West Midlands Mayor Andy Street threw down the gauntlet to leading businesses today to help those from the most disadvantaged areas of the region on the road to a successful career.
Speaking at a business breakfast at the launch of The Skills Show from WorldSkills UK, at Birmingham’s NEC, the Mayor said he was restless about the lack of social mobility which is preventing some young people from taking advantage of the growing opportunities afforded by the West Midlands economy.
He urged thousands of young people to take advantage of Britain’s biggest event of its kind, which runs until Saturday night right on their doorsteps – and is offering 25,000 jobs, apprenticeships and training courses.
Mr Street said it was his number one priority and the fact The Skills Show was in the region was a real chance to engage with young people.
“There is a lot of brilliant work being done and there is lots to celebrate but I have a restlessness and a dissatisfaction for where we are,” he said.
“We hear that all the time we have persistent worklessness, or probably more accurate, low skills, low pay, low aspiration parts of our community.”
“The thing that makes me feel restless is we stand here today in one of the most affluent parts of the country just a few miles from some of the disadvantaged and that can’t be right.
“It is a very exciting time to be a young person especially in the West Midlands. Growing up in the 80s unemployment was vast, opportunities weren’t here and people were moving away. It looks so much different now.”
He urged businesses to plan for investment in skills in the same way they do capital investment and said the Skills Show is a good place to help shape their thinking.
“Today is a day of an inspiration we can be very proud of how far we have come as a region, but we need to be very restless,” he said. “The bit that gnaws away at me are the hard-to-reach groups – there are 12,000 NEETS (people not in education, employment or training) across the region that has flatline stopped reducing it. I am determined to put a framework in place to make sure the youngsters who are here (at The Skills Show) today can be inspired and look forward to their careers and lives in the West Midlands.”
Dr Neil Bentley, Chief Executive of WorldSkills UK, which organises The Skills Show, echoed his comments.
“We pride ourselves on being a national UK-wide show – but the importance of this event to the economy in this region is also clear,” said Dr Bentley.
“The Skills Show is part of the competitive edge that this region enjoys.
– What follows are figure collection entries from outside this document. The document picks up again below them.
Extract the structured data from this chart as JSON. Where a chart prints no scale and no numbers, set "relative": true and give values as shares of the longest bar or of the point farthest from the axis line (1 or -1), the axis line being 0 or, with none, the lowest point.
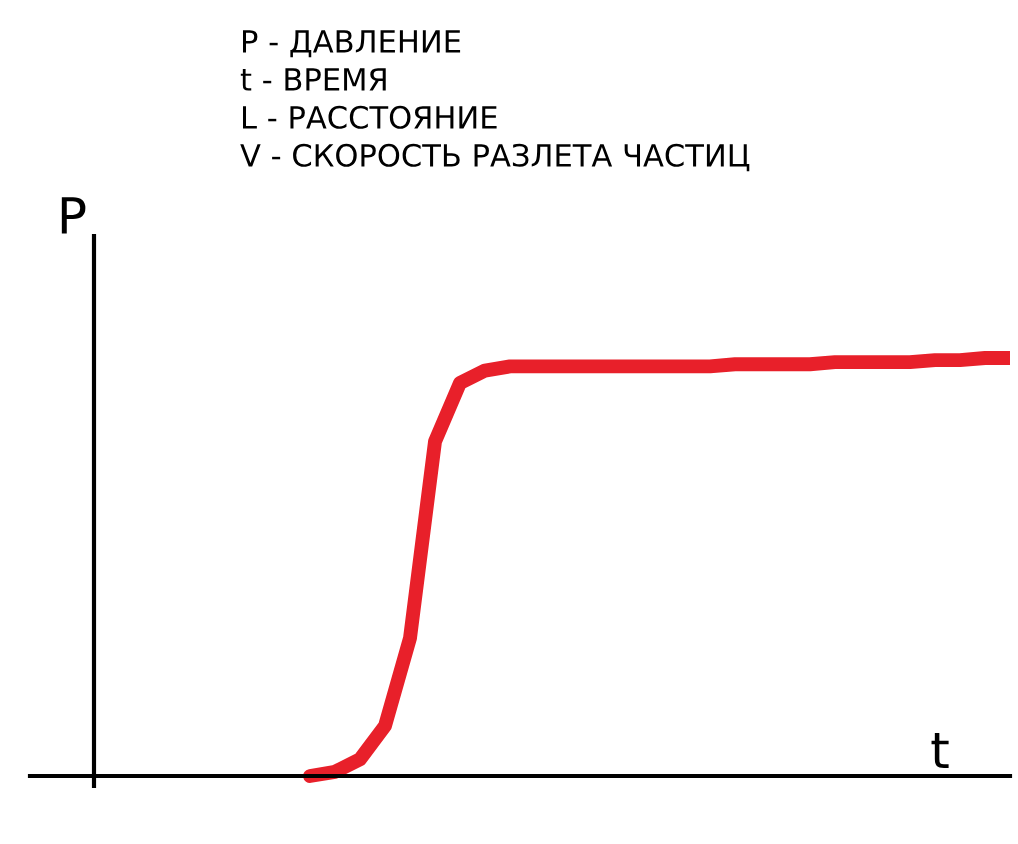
{
  "chart_data": {
    "type": "line",
    "relative": true,
    "xlabel": "t",
    "ylabel": "P",
    "annotations": [
      "P - ДАВЛЕНИЕ",
      "t - ВРЕМЯ",
      "L - РАССТОЯНИЕ",
      "V - СКОРОСТЬ РАЗЛЕТА ЧАСТИЦ"
    ],
    "categories": [
      null,
      null,
      null,
      null,
      null,
      null,
      null,
      null,
      null,
      null,
      null,
      null,
      null,
      null,
      null,
      null,
      null,
      null,
      null,
      null,
      null,
      null,
      null,
      null,
      null,
      null,
      null,
      null,
      null
    ],
    "series": [
      {
        "color": "#e8202a",
        "values": [
          0,
          0.01,
          0.04,
          0.12,
          0.33,
          0.8,
          0.94,
          0.97,
          0.98,
          0.98,
          0.98,
          0.98,
          0.98,
          0.98,
          0.98,
          0.98,
          0.98,
          0.985,
          0.985,
          0.985,
          0.985,
          0.99,
          0.99,
          0.99,
          0.99,
          0.995,
          0.995,
          1,
          1
        ]
      }
    ],
    "grid": false,
    "legend": false,
    "marker": "none",
    "line_style": "solid"
  }
}
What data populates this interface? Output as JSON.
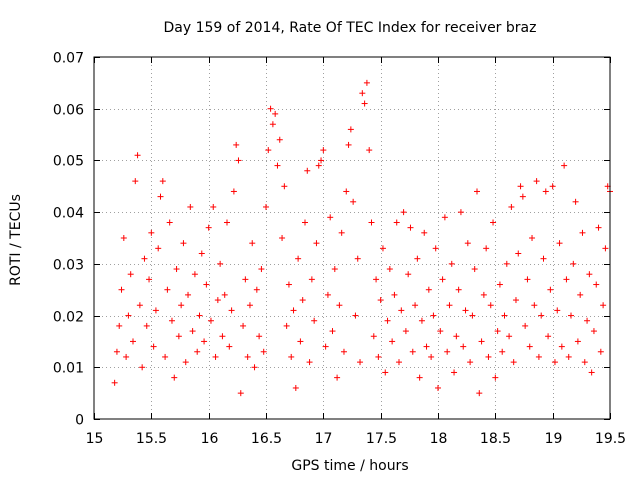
{
  "chart_data": {
    "type": "scatter",
    "title": "Day 159 of 2014, Rate Of TEC Index for receiver braz",
    "xlabel": "GPS time / hours",
    "ylabel": "ROTI / TECUs",
    "xlim": [
      15,
      19.5
    ],
    "ylim": [
      0,
      0.07
    ],
    "xticks": [
      15,
      15.5,
      16,
      16.5,
      17,
      17.5,
      18,
      18.5,
      19,
      19.5
    ],
    "xtick_labels": [
      "15",
      "15.5",
      "16",
      "16.5",
      "17",
      "17.5",
      "18",
      "18.5",
      "19",
      "19.5"
    ],
    "yticks": [
      0,
      0.01,
      0.02,
      0.03,
      0.04,
      0.05,
      0.06,
      0.07
    ],
    "ytick_labels": [
      "0",
      "0.01",
      "0.02",
      "0.03",
      "0.04",
      "0.05",
      "0.06",
      "0.07"
    ],
    "grid": true,
    "marker": "+",
    "color": "#ff0000",
    "points": [
      [
        15.18,
        0.007
      ],
      [
        15.2,
        0.013
      ],
      [
        15.22,
        0.018
      ],
      [
        15.24,
        0.025
      ],
      [
        15.26,
        0.035
      ],
      [
        15.28,
        0.012
      ],
      [
        15.3,
        0.02
      ],
      [
        15.32,
        0.028
      ],
      [
        15.34,
        0.015
      ],
      [
        15.36,
        0.046
      ],
      [
        15.38,
        0.051
      ],
      [
        15.4,
        0.022
      ],
      [
        15.42,
        0.01
      ],
      [
        15.44,
        0.031
      ],
      [
        15.46,
        0.018
      ],
      [
        15.48,
        0.027
      ],
      [
        15.5,
        0.036
      ],
      [
        15.52,
        0.014
      ],
      [
        15.54,
        0.021
      ],
      [
        15.56,
        0.033
      ],
      [
        15.58,
        0.043
      ],
      [
        15.6,
        0.046
      ],
      [
        15.62,
        0.012
      ],
      [
        15.64,
        0.025
      ],
      [
        15.66,
        0.038
      ],
      [
        15.68,
        0.019
      ],
      [
        15.7,
        0.008
      ],
      [
        15.72,
        0.029
      ],
      [
        15.74,
        0.016
      ],
      [
        15.76,
        0.022
      ],
      [
        15.78,
        0.034
      ],
      [
        15.8,
        0.011
      ],
      [
        15.82,
        0.024
      ],
      [
        15.84,
        0.041
      ],
      [
        15.86,
        0.017
      ],
      [
        15.88,
        0.028
      ],
      [
        15.9,
        0.013
      ],
      [
        15.92,
        0.02
      ],
      [
        15.94,
        0.032
      ],
      [
        15.96,
        0.015
      ],
      [
        15.98,
        0.026
      ],
      [
        16.0,
        0.037
      ],
      [
        16.02,
        0.019
      ],
      [
        16.04,
        0.041
      ],
      [
        16.06,
        0.012
      ],
      [
        16.08,
        0.023
      ],
      [
        16.1,
        0.03
      ],
      [
        16.12,
        0.016
      ],
      [
        16.14,
        0.024
      ],
      [
        16.16,
        0.038
      ],
      [
        16.18,
        0.014
      ],
      [
        16.2,
        0.021
      ],
      [
        16.22,
        0.044
      ],
      [
        16.24,
        0.053
      ],
      [
        16.26,
        0.05
      ],
      [
        16.28,
        0.005
      ],
      [
        16.3,
        0.018
      ],
      [
        16.32,
        0.027
      ],
      [
        16.34,
        0.012
      ],
      [
        16.36,
        0.022
      ],
      [
        16.38,
        0.034
      ],
      [
        16.4,
        0.01
      ],
      [
        16.42,
        0.025
      ],
      [
        16.44,
        0.016
      ],
      [
        16.46,
        0.029
      ],
      [
        16.48,
        0.013
      ],
      [
        16.5,
        0.041
      ],
      [
        16.52,
        0.052
      ],
      [
        16.54,
        0.06
      ],
      [
        16.56,
        0.057
      ],
      [
        16.58,
        0.059
      ],
      [
        16.6,
        0.049
      ],
      [
        16.62,
        0.054
      ],
      [
        16.64,
        0.035
      ],
      [
        16.66,
        0.045
      ],
      [
        16.68,
        0.018
      ],
      [
        16.7,
        0.026
      ],
      [
        16.72,
        0.012
      ],
      [
        16.74,
        0.021
      ],
      [
        16.76,
        0.006
      ],
      [
        16.78,
        0.031
      ],
      [
        16.8,
        0.015
      ],
      [
        16.82,
        0.023
      ],
      [
        16.84,
        0.038
      ],
      [
        16.86,
        0.048
      ],
      [
        16.88,
        0.011
      ],
      [
        16.9,
        0.027
      ],
      [
        16.92,
        0.019
      ],
      [
        16.94,
        0.034
      ],
      [
        16.96,
        0.049
      ],
      [
        16.98,
        0.05
      ],
      [
        17.0,
        0.052
      ],
      [
        17.02,
        0.014
      ],
      [
        17.04,
        0.024
      ],
      [
        17.06,
        0.039
      ],
      [
        17.08,
        0.017
      ],
      [
        17.1,
        0.029
      ],
      [
        17.12,
        0.008
      ],
      [
        17.14,
        0.022
      ],
      [
        17.16,
        0.036
      ],
      [
        17.18,
        0.013
      ],
      [
        17.2,
        0.044
      ],
      [
        17.22,
        0.053
      ],
      [
        17.24,
        0.056
      ],
      [
        17.26,
        0.042
      ],
      [
        17.28,
        0.02
      ],
      [
        17.3,
        0.031
      ],
      [
        17.32,
        0.011
      ],
      [
        17.34,
        0.063
      ],
      [
        17.36,
        0.061
      ],
      [
        17.38,
        0.065
      ],
      [
        17.4,
        0.052
      ],
      [
        17.42,
        0.038
      ],
      [
        17.44,
        0.016
      ],
      [
        17.46,
        0.027
      ],
      [
        17.48,
        0.012
      ],
      [
        17.5,
        0.023
      ],
      [
        17.52,
        0.033
      ],
      [
        17.54,
        0.009
      ],
      [
        17.56,
        0.019
      ],
      [
        17.58,
        0.029
      ],
      [
        17.6,
        0.015
      ],
      [
        17.62,
        0.024
      ],
      [
        17.64,
        0.038
      ],
      [
        17.66,
        0.011
      ],
      [
        17.68,
        0.021
      ],
      [
        17.7,
        0.04
      ],
      [
        17.72,
        0.017
      ],
      [
        17.74,
        0.028
      ],
      [
        17.76,
        0.037
      ],
      [
        17.78,
        0.013
      ],
      [
        17.8,
        0.022
      ],
      [
        17.82,
        0.031
      ],
      [
        17.84,
        0.008
      ],
      [
        17.86,
        0.019
      ],
      [
        17.88,
        0.036
      ],
      [
        17.9,
        0.014
      ],
      [
        17.92,
        0.025
      ],
      [
        17.94,
        0.012
      ],
      [
        17.96,
        0.02
      ],
      [
        17.98,
        0.033
      ],
      [
        18.0,
        0.006
      ],
      [
        18.02,
        0.017
      ],
      [
        18.04,
        0.027
      ],
      [
        18.06,
        0.039
      ],
      [
        18.08,
        0.013
      ],
      [
        18.1,
        0.022
      ],
      [
        18.12,
        0.03
      ],
      [
        18.14,
        0.009
      ],
      [
        18.16,
        0.016
      ],
      [
        18.18,
        0.025
      ],
      [
        18.2,
        0.04
      ],
      [
        18.22,
        0.014
      ],
      [
        18.24,
        0.021
      ],
      [
        18.26,
        0.034
      ],
      [
        18.28,
        0.011
      ],
      [
        18.3,
        0.02
      ],
      [
        18.32,
        0.029
      ],
      [
        18.34,
        0.044
      ],
      [
        18.36,
        0.005
      ],
      [
        18.38,
        0.015
      ],
      [
        18.4,
        0.024
      ],
      [
        18.42,
        0.033
      ],
      [
        18.44,
        0.012
      ],
      [
        18.46,
        0.022
      ],
      [
        18.48,
        0.038
      ],
      [
        18.5,
        0.008
      ],
      [
        18.52,
        0.017
      ],
      [
        18.54,
        0.026
      ],
      [
        18.56,
        0.013
      ],
      [
        18.58,
        0.02
      ],
      [
        18.6,
        0.03
      ],
      [
        18.62,
        0.016
      ],
      [
        18.64,
        0.041
      ],
      [
        18.66,
        0.011
      ],
      [
        18.68,
        0.023
      ],
      [
        18.7,
        0.032
      ],
      [
        18.72,
        0.045
      ],
      [
        18.74,
        0.043
      ],
      [
        18.76,
        0.018
      ],
      [
        18.78,
        0.027
      ],
      [
        18.8,
        0.014
      ],
      [
        18.82,
        0.035
      ],
      [
        18.84,
        0.022
      ],
      [
        18.86,
        0.046
      ],
      [
        18.88,
        0.012
      ],
      [
        18.9,
        0.02
      ],
      [
        18.92,
        0.031
      ],
      [
        18.94,
        0.044
      ],
      [
        18.96,
        0.016
      ],
      [
        18.98,
        0.025
      ],
      [
        19.0,
        0.045
      ],
      [
        19.02,
        0.011
      ],
      [
        19.04,
        0.021
      ],
      [
        19.06,
        0.034
      ],
      [
        19.08,
        0.014
      ],
      [
        19.1,
        0.049
      ],
      [
        19.12,
        0.027
      ],
      [
        19.14,
        0.012
      ],
      [
        19.16,
        0.02
      ],
      [
        19.18,
        0.03
      ],
      [
        19.2,
        0.042
      ],
      [
        19.22,
        0.015
      ],
      [
        19.24,
        0.024
      ],
      [
        19.26,
        0.036
      ],
      [
        19.28,
        0.011
      ],
      [
        19.3,
        0.019
      ],
      [
        19.32,
        0.028
      ],
      [
        19.34,
        0.009
      ],
      [
        19.36,
        0.017
      ],
      [
        19.38,
        0.026
      ],
      [
        19.4,
        0.037
      ],
      [
        19.42,
        0.013
      ],
      [
        19.44,
        0.022
      ],
      [
        19.46,
        0.033
      ],
      [
        19.48,
        0.045
      ],
      [
        19.5,
        0.044
      ]
    ]
  }
}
This platform is equipping this region’s young people with the knowledge and immersive experience to make the best and most-informed careers choices.
“We’ve got a tremendous showcase – with the national finals of our skills competitions taking place right here – for the nation’s most skilled young people on their journey to eventually representing the UK on the world stage at the Skills Olympics.”
He said Team UK had done the nation proud in the recent WorldSkills International competition at Abu Dhabi, maintaining a top 10 position in the medal table.
“As in previous years, members of Team UK will go on to be tomorrow’s business leaders and budding entrepreneurs. The Skills Show is the Launchpad for our most talented young people to go out and compete against the world’s best. The destinations from Birmingham this week are the European finals in Budapest next summer and the Skills Olympics in Russia, in two years’ time.
The Skills Show is the national platform which can drive forward the Mayor’s business agenda on world-class skills and productivity.”